Michelle glowed. ‘Glad to be of assistance.’ 

‘I hate to interrupt your historical symposium, dear brother’, Lilianne piped in, with a sarcastic emphasis on the last words, ‘but can we get a move on? It's getting cold, and’, her voice softened as she glanced shyly at the other girl, ‘I'm sure Michelle's not very comfortable in her wet shoes.’ 

Axel stared at each of them in turn, as if assessing the situation, then turned on his heels and took the lead once more, without a word, his face clouding. Even though my dislike for his sister grew each time she spoke, I had to admit I was grateful to get moving again, as my feet were getting numb with the cold that spread its roots through my flesh and down to the bones. I could tell Axel was bothered by something, however; was it Lilianne's lack of interest for the place he loved most, or was it something else? I mulled over the question, realizing he had also seemed uneasy whenever David and I were having a moment, and scolded myself for not having noticed over the years of our friendship. 

Lost in my thoughts, I almost bumped into Axel when he stopped abruptly. 

‘I think you were right, Michelle’, he said, pointing at the wall. 

The inscription, neater than the one before, read “1re Qe avril”. Hesitantly, I reached towards a letter with the tip of my finger. For the first time in my life, history became alive, concrete. What lay before my eyes was not the unimaginable scale of human history, but a small moment, a piece of a worker’s life, someone whose name wasn’t remembered any more, and who had left only a handful of fragile letters on their anonymous work. This morsel of time drew me in inexplicably; I wanted to touch it, to feel its presence, but it seemed as frail as the powdery wing of a butterfly. I was startled when Axel gently pulled my hand away.

‘It’s better that you don’t’, he whispered, but his smile showed he was touched by my interest. 

‘There’s a femur over here!’, Michelle called out from ahead. ‘What’s it doing here?’ 

‘Maybe one of the tenants took a walk to stretch their legs’, David joked, but Lilianne shot him a dark glance, cowering behind her friend. 

‘That isn’t even remotely funny’, she muttered. 

‘There is nothing to be afraid of. These bones have been here for two hundred years, when the cemeteries were emptied into the quarries’, Axel explained reasonably, taking up his role as a guide once more. As we reached the end of the gallery and spilled into a crossroads, a slight breeze slithered across my face, and he pointed up. A round shaft, its masonry stained with dark brown and slimy green, opened above our heads. Our lights were swallowed in its shadows, unable to reach the top. 

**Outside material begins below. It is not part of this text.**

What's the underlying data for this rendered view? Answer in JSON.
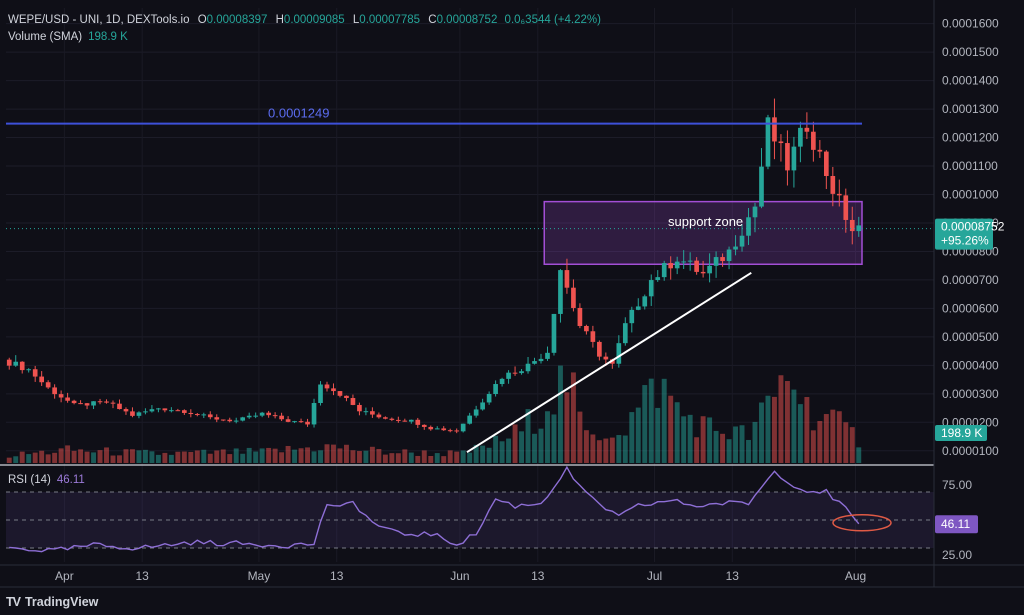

‘When the graveyards intra muros started to overflow, around 1780, and disease roamed every year, a solution had to be found. Guillaumot was put in charge, once more – and in ‘85, the bodies of every cemetery in Paris have been dug out and transferred to the quarries through shafts like this one. Sometimes, the bones have been arranged in ossuaries –’

‘Like the one we can visit? At Denfert-Rochereau?’, Lilianne interrupted. She was really starting to get on my nerves, and I wondered if she and Axel were really siblings. 

‘That one came later, when another inspector decided to offer the families a place to pay their respects. Before it, they just put bones in a chamber and sealed it up. You will see what I mean later tonight’, he concluded mysteriously. 

Michelle laughed and elbowed him playfully.

‘If you’re trying to creep me out, you’ll need more than just a bone. I’ve seen too many of those in class to be impressed.’

‘I’ll take your word for it. I have a few stories to tell, if you are willing to test that.’

‘Give me your worst’, she laughed. 

‘As soon as we sit down for coffee, then. This way’, he added, and went down a set of spiral stairs I hadn’t even noticed, its stone steps worn with the passage of countless years and feet. Darkness swallowed the light of his lamp as he turned right into the bowels of the earth.